Il mondo si sta spezzettando in un grande numero di Stati di media grandezza, distinti più o meno chiaramente e sicuramente secondo lo spirito nazionale, retti da istituzioni elettive. L’êra dei grandi imperi è finita. Quella condizione di cose per cui fu possibile ad alcuni Stati europei, nel secolo XVIII e XIX, di raccogliere sotto il loro dominio un grande numero di popoli e di territori, viene meno. Se sarà bene o sarà male, si può discutere: ma è così.
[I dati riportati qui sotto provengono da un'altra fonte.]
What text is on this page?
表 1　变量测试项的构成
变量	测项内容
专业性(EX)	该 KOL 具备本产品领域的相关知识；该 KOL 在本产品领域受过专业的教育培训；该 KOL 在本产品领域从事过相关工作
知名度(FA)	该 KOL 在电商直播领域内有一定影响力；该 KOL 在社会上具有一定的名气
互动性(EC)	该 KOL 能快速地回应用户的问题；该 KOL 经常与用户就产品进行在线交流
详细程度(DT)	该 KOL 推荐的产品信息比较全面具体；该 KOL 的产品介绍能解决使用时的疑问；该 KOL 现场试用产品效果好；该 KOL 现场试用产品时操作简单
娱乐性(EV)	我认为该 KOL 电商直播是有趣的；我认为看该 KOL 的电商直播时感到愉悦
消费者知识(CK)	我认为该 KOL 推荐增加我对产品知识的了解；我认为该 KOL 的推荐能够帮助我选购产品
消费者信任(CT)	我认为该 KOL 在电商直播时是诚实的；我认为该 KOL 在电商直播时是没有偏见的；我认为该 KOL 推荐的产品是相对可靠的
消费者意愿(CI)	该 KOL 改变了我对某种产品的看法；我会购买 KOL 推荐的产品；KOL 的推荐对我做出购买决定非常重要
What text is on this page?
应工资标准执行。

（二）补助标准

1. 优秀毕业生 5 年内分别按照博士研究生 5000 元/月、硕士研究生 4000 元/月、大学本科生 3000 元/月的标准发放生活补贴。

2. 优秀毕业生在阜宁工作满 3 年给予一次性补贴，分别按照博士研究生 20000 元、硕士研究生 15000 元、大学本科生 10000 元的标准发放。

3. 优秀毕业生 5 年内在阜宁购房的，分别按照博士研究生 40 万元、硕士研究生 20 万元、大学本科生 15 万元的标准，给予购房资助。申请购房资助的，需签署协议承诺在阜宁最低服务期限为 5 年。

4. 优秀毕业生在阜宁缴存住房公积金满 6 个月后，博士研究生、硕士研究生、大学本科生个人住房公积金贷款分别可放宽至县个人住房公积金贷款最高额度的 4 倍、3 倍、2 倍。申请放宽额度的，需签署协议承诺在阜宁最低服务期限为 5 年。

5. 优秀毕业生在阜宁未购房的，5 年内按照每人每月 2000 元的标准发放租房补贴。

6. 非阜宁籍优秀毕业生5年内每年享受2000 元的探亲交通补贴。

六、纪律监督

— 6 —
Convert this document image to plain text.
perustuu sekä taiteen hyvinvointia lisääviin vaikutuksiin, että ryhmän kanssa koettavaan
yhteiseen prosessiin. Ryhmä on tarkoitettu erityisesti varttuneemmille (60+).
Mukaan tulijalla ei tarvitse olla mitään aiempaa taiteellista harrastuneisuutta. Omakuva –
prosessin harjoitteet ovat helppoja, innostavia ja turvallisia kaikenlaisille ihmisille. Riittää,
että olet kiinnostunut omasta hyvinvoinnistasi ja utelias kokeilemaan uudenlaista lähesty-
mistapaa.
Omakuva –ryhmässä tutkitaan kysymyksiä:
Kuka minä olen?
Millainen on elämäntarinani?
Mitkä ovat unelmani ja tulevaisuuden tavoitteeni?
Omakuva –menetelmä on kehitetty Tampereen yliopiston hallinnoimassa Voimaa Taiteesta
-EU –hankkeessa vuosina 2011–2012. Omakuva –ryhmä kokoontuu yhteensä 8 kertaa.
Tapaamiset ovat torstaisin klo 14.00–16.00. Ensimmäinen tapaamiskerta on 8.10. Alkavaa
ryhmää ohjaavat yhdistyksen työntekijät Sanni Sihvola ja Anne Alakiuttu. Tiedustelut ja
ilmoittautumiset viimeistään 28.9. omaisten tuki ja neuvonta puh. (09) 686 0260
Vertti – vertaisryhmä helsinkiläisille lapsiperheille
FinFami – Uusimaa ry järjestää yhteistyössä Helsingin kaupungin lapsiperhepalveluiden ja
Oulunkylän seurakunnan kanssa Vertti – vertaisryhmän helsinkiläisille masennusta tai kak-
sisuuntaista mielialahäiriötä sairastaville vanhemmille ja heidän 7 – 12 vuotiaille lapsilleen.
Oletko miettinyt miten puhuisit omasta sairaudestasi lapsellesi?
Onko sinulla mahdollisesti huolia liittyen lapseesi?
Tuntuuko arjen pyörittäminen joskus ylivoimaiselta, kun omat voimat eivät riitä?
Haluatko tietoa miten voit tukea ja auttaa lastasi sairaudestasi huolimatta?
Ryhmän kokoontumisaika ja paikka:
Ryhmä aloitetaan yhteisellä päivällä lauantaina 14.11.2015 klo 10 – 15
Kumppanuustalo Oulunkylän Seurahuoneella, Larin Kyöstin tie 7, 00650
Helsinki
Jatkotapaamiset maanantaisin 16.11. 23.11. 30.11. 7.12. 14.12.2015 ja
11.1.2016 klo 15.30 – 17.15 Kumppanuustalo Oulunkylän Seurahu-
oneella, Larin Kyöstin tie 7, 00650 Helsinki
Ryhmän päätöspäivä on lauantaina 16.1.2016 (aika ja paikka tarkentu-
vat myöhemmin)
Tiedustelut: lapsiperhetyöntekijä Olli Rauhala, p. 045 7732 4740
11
Sono queste le due grandi realtà storiche, adombrate sotto le formule un po’ nebulose: diritto dei popoli a governarsi e pace democratica. Gli imperialisti e gli imperialismi arrivano in ritardo, come frutti fuori di stagione. Non c’è ambizione, che possa resistere a questa forza dei fati e dei fatti.

Alle grandi potenze superstiti dell’Europa — all’Italia, alla Francia, all’Inghilterra, alla Germania — non resterebbe più che intendersi per esercitare, aiutandoli, una certa autorità morale su questi nuovi governi che sorgono, o sugli antichi che si rinnovano; per impedire eccessi, sbalzi, scosse troppo violente; e per assicurare la pace e la ricostruzione della fortuna universale. Questa è la sola politica «realistica», a cui dovrebbe por mano la Lega delle Nazioni, il giorno in cui scendesse dalle nuvole, dove amici e nemici l’hanno collocata. Fuori di questo vero «realismo» non ci sarà per l’Europa che il disordine, la violenza e la povertà.